## Prepping Files for Model Juptyer Notebook
The purpose of the notebook is to take files in the EdNet-KT1 data set and combine them together while also removing and changing some of the values in the columns. The changes will be outputted to a file called 'combined_dataset.csv'

Contributor: Will Sessoms

#### Data Merging Preparation
Our original dataset is comprised of one csv file per each of the 784k students, which results in massive overhead when reading in data. To prevent this, we're taking all of the relevant data and merging it into one unified dataset that can be easily read, navigated, and edited.
kt1_dir = "Data/KT1"
questions_fname = "Data/contents/questions.csv"


In [None]:
import os
import polars as pl # Using polars instead of pandas for speed. >9 million lines in 784k csv files.
from tqdm import tqdm
import pandas as pd
import pyarrow as pa # Needed for conversion from polars to pandas
from sklearn.model_selection import StratifiedShuffleSplit

In [None]:

# Load important columns of questions file (finding correct_answer and tags)
# This only needs to be done once but we'll reference it multiple times per student interaction
questions_fname = "Data/contents/questions.csv"
kt1_dir  = "Data/KT1"

questions = (
    pl.read_csv(questions_fname)
    .with_columns([
        pl.col("question_id").str.replace("q", "").cast(pl.Int32),
        pl.col("bundle_id").str.replace("b", "").cast(pl.Int32),
        pl.col("tags").cast(pl.Utf8)
    ])
    .select(["question_id", "correct_answer", "bundle_id", "tags"])
)


student_files = [os.path.join(kt1_dir, f) for f in os.listdir(kt1_dir) if f.endswith(".csv")]

dfs = []

### Data Fetching and Merging
Here, we take all of the information that we need from each KT1 file and combine it into a single .csv

In [None]:
# For each interaction, we take the student_id, question_id, bundle_id, tags, elapsed_time, and whether they answered correctly
for file in tqdm(student_files, desc="Progress"):
    # Take student_id from filename, remove 'u' prefix to make it int
    student_id = int(os.path.basename(file).replace("u", "").replace(".csv", ""))

    df = (
        pl.read_csv(file)
        .with_columns([
            pl.lit(student_id).alias("student_id"),
            pl.col("question_id").str.replace("q", "").cast(pl.Int32), # Remove 'q' prefix to make question_id int
        ])
        .join(questions, on="question_id", how="left")
        .with_columns([
            # Adds 'correct' column, which details if student got the question correct
            (pl.col("user_answer").str.strip_chars().str.to_lowercase() == pl.col("correct_answer").str.strip_chars().str.to_lowercase())
            .cast(pl.Int8)
            .alias("correct")
        ])
        .select(["student_id", "timestamp", "question_id", "bundle_id", "tags", "elapsed_time", "correct"])
    )

    # Tags are currently in a list, we need to flatten them so they work in csv
    df = df.with_columns(
        pl.col("tags")
        .cast(pl.Utf8)
        .str.replace_all(r"\[|\]|\s", "")
        .str.replace_all(",", ";")
        .alias("tags")
    )

    dfs.append(df)

# Sort by student_id, then timestamp
final_df = pl.concat(dfs, how="vertical").sort(["student_id", "timestamp"])
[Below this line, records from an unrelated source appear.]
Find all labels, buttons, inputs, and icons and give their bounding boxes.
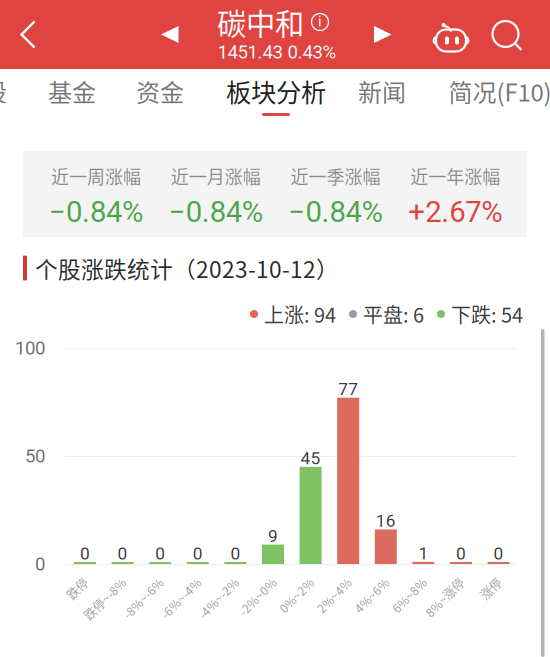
staticText: 简况(F10) <box>448 74 550 108</box>
staticText: 基金 <box>48 74 96 108</box>
staticText: 0 <box>35 553 45 575</box>
staticText: +2.67% <box>408 195 502 229</box>
staticText: 个股 <box>0 74 7 108</box>
button[interactable]: 基金 <box>17 69 127 124</box>
staticText: 1 <box>418 543 428 564</box>
staticText: −0.84% <box>169 195 263 229</box>
staticText: -2%~0% <box>227 571 274 589</box>
staticText: 0%~2% <box>269 571 312 589</box>
button[interactable]: Search <box>482 2 534 71</box>
staticText: 4%~6% <box>344 571 387 589</box>
button[interactable]: AI assistant <box>425 2 477 71</box>
button[interactable]: Previous sector <box>148 0 192 69</box>
staticText: 0 <box>80 543 90 564</box>
staticText: 6%~8% <box>381 571 424 589</box>
staticText: 77 <box>338 379 358 399</box>
staticText: 45 <box>301 448 321 468</box>
button[interactable]: 简况(F10) <box>445 69 550 124</box>
staticText: 下跌: 54 <box>451 300 523 328</box>
staticText: 50 <box>25 445 45 467</box>
staticText: i <box>318 13 322 30</box>
staticText: 个股涨跌统计（2023-10-12） <box>35 252 339 284</box>
staticText: 0 <box>193 543 203 564</box>
staticText: −0.84% <box>49 195 143 229</box>
staticText: 近一周涨幅 <box>51 163 141 189</box>
staticText: 0 <box>230 543 240 564</box>
staticText: -8%~-6% <box>110 571 161 589</box>
staticText: 板块分析 <box>226 73 326 109</box>
staticText: 1451.43 0.43% <box>218 41 336 63</box>
staticText: 近一季涨幅 <box>290 163 380 189</box>
staticText: 近一年涨幅 <box>410 163 500 189</box>
staticText: -6%~-4% <box>148 571 199 589</box>
staticText: 涨停 <box>476 571 500 589</box>
button[interactable]: 资金 <box>105 69 215 124</box>
staticText: -4%~-2% <box>185 571 236 589</box>
staticText: 0 <box>118 543 128 564</box>
staticText: 新闻 <box>358 74 406 108</box>
staticText: 上涨: 94 <box>264 300 336 328</box>
button[interactable]: 板块分析 <box>221 69 331 124</box>
staticText: 跌停~-8% <box>71 571 124 589</box>
button[interactable]: 新闻 <box>327 69 437 124</box>
button[interactable]: 个股 <box>0 69 38 124</box>
staticText: 碳中和 <box>217 1 304 43</box>
staticText: 平盘: 6 <box>363 300 424 328</box>
staticText: 100 <box>15 337 45 359</box>
staticText: 9 <box>268 526 278 546</box>
staticText: 8%~涨停 <box>413 571 462 589</box>
staticText: 近一月涨幅 <box>171 163 261 189</box>
button[interactable]: Back <box>0 0 56 69</box>
staticText: 0 <box>155 543 165 564</box>
staticText: 资金 <box>136 74 184 108</box>
staticText: 0 <box>456 543 466 564</box>
staticText: 0 <box>494 543 504 564</box>
staticText: 2%~4% <box>306 571 349 589</box>
staticText: −0.84% <box>288 195 382 229</box>
staticText: 跌停 <box>62 571 86 589</box>
button[interactable]: Next sector <box>361 0 405 69</box>
staticText: 16 <box>376 511 396 531</box>
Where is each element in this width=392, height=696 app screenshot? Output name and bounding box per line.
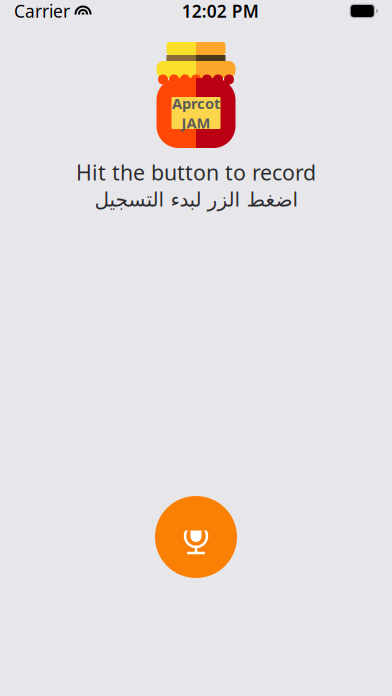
staticText: Aprcot (172, 94, 220, 113)
staticText: Carrier (14, 0, 70, 22)
staticText: 12:02 PM (182, 0, 259, 22)
staticText: Hit the button to record (76, 158, 316, 186)
staticText: JAM (182, 113, 210, 132)
staticText: اضغط الزر لبدء التسجيل (94, 188, 298, 211)
button[interactable]: Record (155, 496, 237, 578)
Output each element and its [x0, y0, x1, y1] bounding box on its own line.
fname = "combined_dataset.csv"
final_df.write_csv(fname)
print(f"Saved {fname}")

### Splitting Data

Next, we need to split the data into our training and validation sets. Our priority is not to mix students, so none of the student in the training set will be in the validation set and vice versa. We additionally chose to split by student activity level (using the total number of interactions logged) to avoid skewing a set with better/worse students.

In [None]:
dataset = "combined_dataset.csv"
data = pl.read_csv(dataset)

# Make a dataframe that counts the number of interactions per student
n_interactions = data.group_by("student_id").len().rename({"len": "n_interactions"})
n_interactions_df = n_interactions.to_pandas()
# print(n_interactions.head())

# Put into 4 bins based off the number of interations for that student
# We do this to make sure that heavily active and inactive students are represented in both training and validation sets
bins = pd.qcut(n_interactions_df["n_interactions"], q=4, labels=False, duplicates="drop")
n_interactions_df["activity_bin"] = bins

# 80/20 split based on the activity bins
splitter = StratifiedShuffleSplit(n_splits=1, test_size=0.2, random_state=865)
train_idx, val_idx = next(splitter.split(n_interactions_df, n_interactions_df["activity_bin"]))
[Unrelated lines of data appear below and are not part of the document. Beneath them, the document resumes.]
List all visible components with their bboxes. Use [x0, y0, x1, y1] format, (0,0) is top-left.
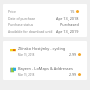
staticText: Mar 15, 2018 [18, 73, 35, 77]
staticText: 2.99 [69, 72, 77, 77]
staticText: Purchase status [8, 22, 34, 27]
staticText: Available for download until [8, 29, 53, 34]
button[interactable]: Bayern - LoMaps & Addresses [3, 61, 87, 80]
staticText: Date of purchase [8, 16, 36, 21]
staticText: Purchased [60, 22, 79, 27]
staticText: 2.99 [69, 52, 77, 57]
button[interactable]: Zlínsko Hostýnky - cycling [3, 41, 87, 61]
staticText: Apr 13, 2019 [56, 29, 79, 34]
staticText: Bayern - LoMaps & Addresses [18, 66, 73, 71]
staticText: Apr 13, 2018 [56, 16, 79, 21]
staticText: Zlínsko Hostýnky - cycling [18, 46, 66, 51]
staticText: Mar 15, 2018 [18, 53, 35, 57]
staticText: Price [8, 9, 16, 14]
staticText: 15 [70, 9, 75, 14]
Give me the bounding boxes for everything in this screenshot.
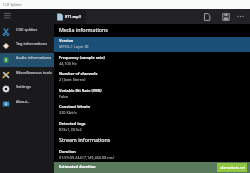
staticText: Constant bitrate (59, 104, 91, 109)
button[interactable]: Number of channels (54, 70, 250, 85)
button[interactable]: Miscellaneous tools (0, 68, 54, 82)
staticText: Estimated duration (59, 164, 96, 169)
staticText: Number of channels (59, 71, 98, 76)
staticText: Media informations (59, 26, 108, 33)
staticText: 2 (Joint Stereo) (59, 77, 86, 82)
button[interactable]: Frequency (sample rate) (54, 54, 250, 69)
staticText: 44,100 Hz (59, 61, 77, 66)
button[interactable]: Duration (54, 148, 250, 163)
staticText: Detected tags (59, 121, 86, 126)
staticText: Stream informations (59, 136, 111, 143)
staticText: About... (16, 99, 31, 104)
staticText: MPEG-1 Layer III (59, 44, 89, 49)
staticText: Duration (59, 149, 76, 154)
staticText: Frequency (sample rate) (59, 55, 105, 60)
button[interactable]: Settings (0, 82, 54, 96)
staticText: Variable Bit Rate (VBR) (59, 88, 102, 93)
button[interactable]: Tag informations (0, 39, 54, 53)
button[interactable]: Detected tags (54, 120, 250, 135)
button[interactable]: About... (0, 97, 54, 111)
button[interactable]: Variable Bit Rate (VBR) (54, 87, 250, 102)
staticText: False (59, 94, 69, 99)
button[interactable]: 811.mp3 (54, 9, 86, 24)
button[interactable]: More options (233, 9, 248, 24)
button[interactable]: Constant bitrate (54, 103, 250, 118)
staticText: Miscellaneous tools (16, 70, 52, 75)
staticText: Audio informations (16, 55, 52, 60)
staticText: Version (59, 38, 74, 43)
staticText: ID3v1, ID3v2 (59, 127, 82, 132)
staticText: 01:59:09.244 (7,149,244.08 ms) (59, 155, 114, 160)
staticText: CUE Splitter (3, 2, 22, 7)
staticText: 320 Kbit/s (59, 110, 77, 115)
button[interactable]: Audio informations (0, 53, 54, 67)
staticText: Settings (16, 84, 31, 89)
button[interactable]: Estimated duration (54, 162, 250, 173)
button[interactable]: Menu (0, 9, 54, 24)
button[interactable]: CUE splitter (0, 25, 54, 39)
button[interactable]: Version (54, 37, 250, 52)
staticText: CUE splitter (16, 27, 38, 32)
staticText: alternativeto.net (220, 166, 245, 170)
button[interactable]: Save (218, 9, 233, 24)
staticText: 811.mp3 (65, 14, 81, 19)
staticText: Tag informations (16, 41, 47, 46)
button[interactable]: New file (199, 9, 214, 24)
# This splits the students into training and validation sets based on their activity bins to ensure stratified sampling
train_students = n_interactions_df.iloc[train_idx]["student_id"].tolist()
val_students = n_interactions_df.iloc[val_idx]["student_id"].tolist()

# Sanity check
print(f"Training students: {len(train_students)}")
print(f"Validation students: {len(val_students)}")
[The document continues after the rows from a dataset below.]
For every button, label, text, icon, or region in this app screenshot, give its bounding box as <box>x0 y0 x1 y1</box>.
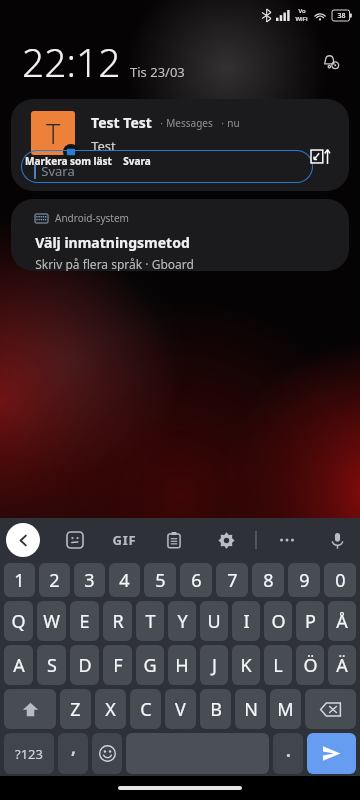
button[interactable]: P <box>296 601 324 641</box>
button[interactable]: Voice input <box>322 525 352 555</box>
button[interactable]: Settings <box>211 525 241 555</box>
button[interactable]: V <box>165 689 196 729</box>
button[interactable]: U <box>200 601 228 641</box>
button[interactable]: Emoji <box>92 733 122 774</box>
button[interactable]: F <box>103 645 132 685</box>
button[interactable]: Z <box>60 689 91 729</box>
button[interactable]: C <box>130 689 161 729</box>
button[interactable]: J <box>200 645 228 685</box>
button[interactable]: 2 <box>39 563 70 597</box>
staticText: U <box>207 609 221 634</box>
button[interactable]: Backspace <box>305 689 356 729</box>
button[interactable]: , <box>58 733 88 774</box>
button[interactable]: E <box>70 601 99 641</box>
button[interactable]: Ä <box>328 645 356 685</box>
staticText: Markera som läst <box>25 154 112 168</box>
staticText: 1 <box>14 568 25 593</box>
button[interactable]: Markera som läst <box>25 154 112 168</box>
button[interactable]: M <box>270 689 301 729</box>
staticText: · <box>213 116 227 130</box>
button[interactable]: GIF <box>112 531 137 549</box>
staticText: ?123 <box>15 745 43 763</box>
staticText: T <box>46 115 61 152</box>
staticText: Svara <box>41 162 75 180</box>
button[interactable]: N <box>235 689 266 729</box>
button[interactable]: W <box>37 601 66 641</box>
button[interactable]: 6 <box>180 563 212 597</box>
button[interactable]: ?123 <box>4 733 54 774</box>
button[interactable]: G <box>136 645 164 685</box>
button[interactable]: 8 <box>252 563 284 597</box>
staticText: J <box>212 653 217 678</box>
button[interactable]: B <box>200 689 231 729</box>
staticText: C <box>140 697 152 722</box>
staticText: Å <box>336 609 348 634</box>
staticText: T <box>145 609 156 634</box>
button[interactable]: Svara <box>21 150 313 183</box>
staticText: 4 <box>119 568 130 593</box>
staticText: P <box>305 609 316 634</box>
staticText: E <box>79 609 90 634</box>
button[interactable]: 5 <box>144 563 176 597</box>
staticText: 6 <box>191 568 202 593</box>
button[interactable]: T <box>136 601 164 641</box>
button[interactable]: . <box>273 733 303 774</box>
staticText: Tis 23/03 <box>130 63 185 81</box>
button[interactable]: Expand <box>303 139 337 173</box>
staticText: N <box>244 697 258 722</box>
button[interactable]: O <box>264 601 292 641</box>
button[interactable]: Android-system <box>11 199 349 271</box>
staticText: V <box>175 697 186 722</box>
staticText: WiFi <box>295 15 308 23</box>
staticText: R <box>112 609 124 634</box>
button[interactable]: 4 <box>109 563 140 597</box>
staticText: Messages <box>166 116 213 130</box>
staticText: F <box>113 653 123 678</box>
button[interactable]: L <box>264 645 292 685</box>
staticText: Svara <box>123 154 151 168</box>
staticText: Välj inmatningsmetod <box>35 233 190 252</box>
staticText: · <box>152 116 166 130</box>
button[interactable]: I <box>232 601 260 641</box>
button[interactable]: 1 <box>4 563 35 597</box>
staticText: B <box>210 697 222 722</box>
button[interactable]: 9 <box>288 563 320 597</box>
button[interactable]: Q <box>4 601 33 641</box>
button[interactable]: Y <box>168 601 196 641</box>
button[interactable]: Shift <box>4 689 56 729</box>
staticText: 3 <box>84 568 95 593</box>
staticText: Z <box>70 697 81 722</box>
button[interactable]: Notification settings <box>312 43 348 79</box>
button[interactable]: K <box>232 645 260 685</box>
button[interactable]: T <box>11 99 349 191</box>
button[interactable]: Stickers <box>60 525 90 555</box>
button[interactable]: Back <box>6 523 40 557</box>
button[interactable]: R <box>103 601 132 641</box>
staticText: X <box>105 697 116 722</box>
button[interactable]: Å <box>328 601 356 641</box>
button[interactable]: X <box>95 689 126 729</box>
button[interactable]: Send <box>307 733 356 774</box>
staticText: 0 <box>335 568 346 593</box>
staticText: 5 <box>155 568 166 593</box>
button[interactable]: H <box>168 645 196 685</box>
staticText: Q <box>11 609 26 634</box>
staticText: L <box>273 653 283 678</box>
staticText: nu <box>227 116 240 130</box>
button[interactable]: Clipboard <box>159 525 189 555</box>
staticText: D <box>78 653 92 678</box>
staticText: O <box>271 609 286 634</box>
button[interactable]: S <box>37 645 66 685</box>
staticText: . <box>286 739 291 762</box>
button[interactable]: A <box>4 645 33 685</box>
button[interactable]: 3 <box>74 563 105 597</box>
staticText: Android-system <box>55 211 129 225</box>
button[interactable]: Svara <box>123 154 151 168</box>
button[interactable]: D <box>70 645 99 685</box>
button[interactable]: 0 <box>324 563 356 597</box>
button[interactable]: More options <box>272 525 302 555</box>
button[interactable]: Ö <box>296 645 324 685</box>
button[interactable]: 7 <box>216 563 248 597</box>
staticText: 38 <box>337 11 346 21</box>
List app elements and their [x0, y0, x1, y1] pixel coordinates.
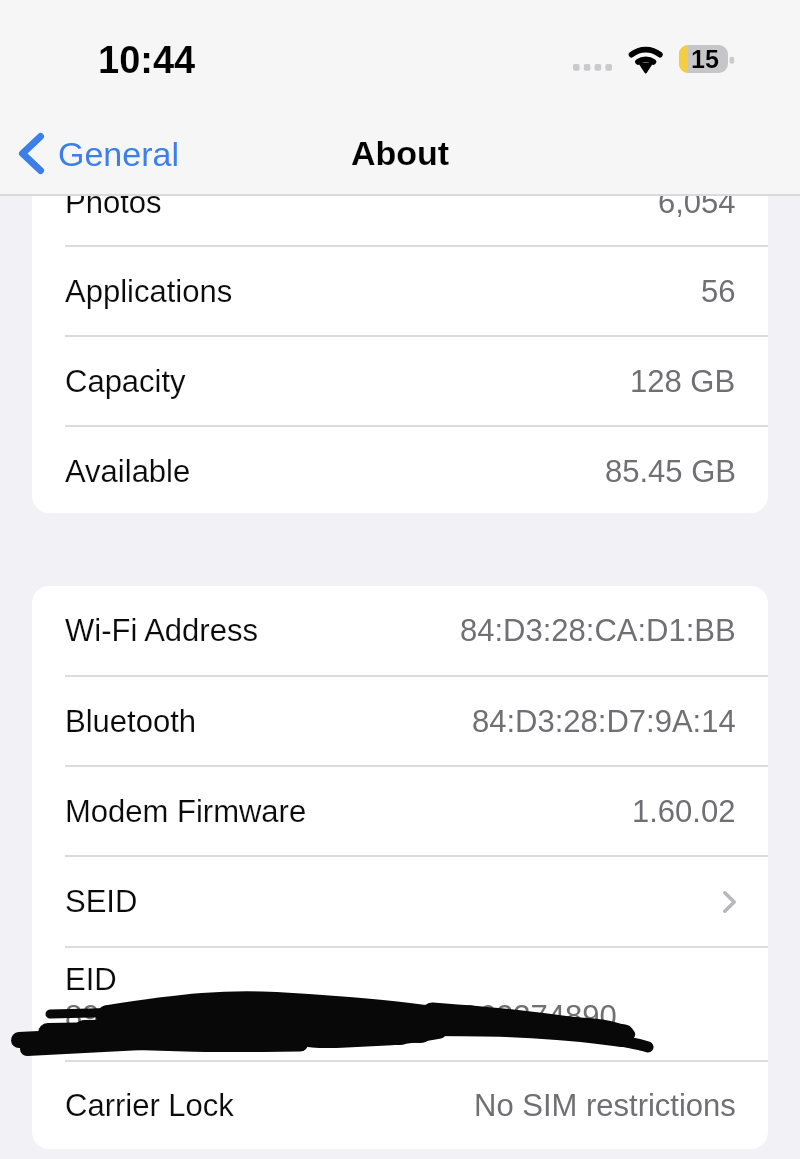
button[interactable]: Applications [32, 247, 768, 335]
staticText: 128 GB [630, 364, 736, 399]
staticText: SEID [65, 884, 138, 919]
button[interactable]: SEID [32, 857, 768, 946]
button[interactable]: Available [32, 427, 768, 513]
staticText: Available [65, 454, 191, 489]
staticText: Wi-Fi Address [65, 613, 258, 648]
button[interactable]: Bluetooth [32, 677, 768, 765]
staticText: 84:D3:28:D7:9A:14 [472, 704, 736, 739]
staticText: 6,054 [658, 196, 736, 220]
staticText: 1.60.02 [632, 794, 736, 829]
staticText: 56 [701, 274, 736, 309]
staticText: Applications [65, 274, 233, 309]
staticText: General [58, 135, 179, 173]
staticText: 10:44 [98, 39, 196, 81]
staticText: 89049032004008882600036262374890 [65, 999, 617, 1034]
staticText: Photos [65, 196, 162, 220]
button[interactable]: Modem Firmware [32, 767, 768, 855]
staticText: EID [65, 962, 117, 997]
staticText: Modem Firmware [65, 794, 307, 829]
staticText: Capacity [65, 364, 186, 399]
button[interactable]: Wi-Fi Address [32, 586, 768, 675]
staticText: 15 [691, 45, 719, 73]
button[interactable]: Capacity [32, 337, 768, 425]
button[interactable]: Photos [32, 196, 768, 245]
staticText: 85.45 GB [605, 454, 736, 489]
button[interactable]: Carrier Lock [32, 1062, 768, 1149]
staticText: About [351, 134, 450, 172]
staticText: Carrier Lock [65, 1088, 234, 1123]
button[interactable]: Back to General [13, 129, 185, 178]
staticText: Bluetooth [65, 704, 196, 739]
staticText: 84:D3:28:CA:D1:BB [460, 613, 736, 648]
button[interactable]: EID [32, 948, 768, 1060]
staticText: No SIM restrictions [474, 1088, 736, 1123]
# Filters the original data to create separate dataframes for training and validation students
train_df = data.filter(pl.col("student_id").is_in(train_students))
val_df = data.filter(pl.col("student_id").is_in(val_students))

# Save as parquet file to reduce file size and loading reading speed
train_df.write_parquet("train_data.parquet")
val_df.write_parquet("val_data.parquet")